When it comes to PDO – loosely rendered as “the combination of shot percentage and save percentage” – there is unfortunately not a hell of a lot of history to work with. It took until the 1983-84 season for shots against to be tracked to any real extent, meaning that calculating save percentages (one-half of the PDO equation) is pretty much impossible. There are people that have gone through old box scores and compiled save percentages from previous years, and these will be used once I get the chance to really get into them.
In the meantime, however, the primary focus is on 1983-84 to 2003-04. And as always, there are a couple big questions that must be addressed when it comes to anything analytical:
- Does it provide a new window into the past?
- Does it have any sort of predictive value?
Each one of these pages will include the goals for and against, shots for and against, shot percentage and save percentage for, and overall PDO. There will also be sections on the playoffs.
Why the playoffs?
PDO is compiled out of regular season statistics, thus providing a window of sorts into the past.
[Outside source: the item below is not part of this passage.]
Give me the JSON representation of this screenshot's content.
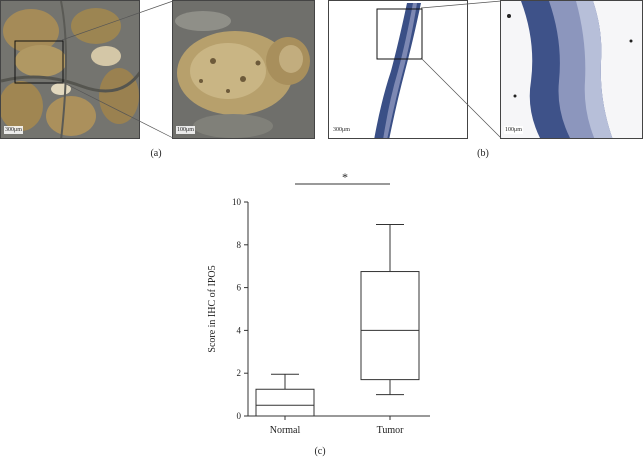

But to see if it has predictive value, it’s important to see to what extent PDO correlated with playoff success and specifically individual playoff series.
There exist a handful of what I refer to as “PDO literalists”, who have the idea that because leaguewide PDO has a constant mean (100.00%), and because teams don’t generally deviate from 100% to any extreme, and because the extremes that exist early in a season tend to flatten back toward 100%, that there is an inherent regression to the mean. Therefore, a team that has a PDO of 97% after 80 games has been unlucky and can expect the breaks to start going their way, while a team that has a PDO of 103% after 80 games has been lucky and can expect the breaks to start going against them.
If this theory is true, it should become apparent in the playoffs.
1983-84 to 1990-91: The NHL had 21 teams, with three divisions of five teams and one division of six teams. Each division put their top four into the playoffs, meaning that if one division’s fourth-place team had 65 points and another’s fifth-place team had 91, the one with 65 got in.
1991-92 and 1992-93: In each of these years, the NHL added expansion teams (San Jose in 1991-92, Ottawa and Tampa Bay in 1992-93) while keeping the divisional playoff format.
1993-94 to 2003-04: In each of these years, the NHL had conference playoffs with divisional champions being given an automatic top-2 or top-3 seed (depending on year). The two (1993-94 through 1997-98) or three (1998-99 to 2003-04) division champions in a conference were automatically in, and the remainder of the eight conference playoff spots were filled by the next-best teams in points.
With the division playoffs, the non-playoff teams still tended to be at the bottom of the NHL’s overall standings, but this was not necessarily the case. The issue then was that the lack of competitive balance, and the closed nature of the divisional playoffs, makes a correlative PDO range to playoff appearances extremely difficult to actually pinpoint. With the 2007-08 through 2015-16 seasons, no such difficulty exists.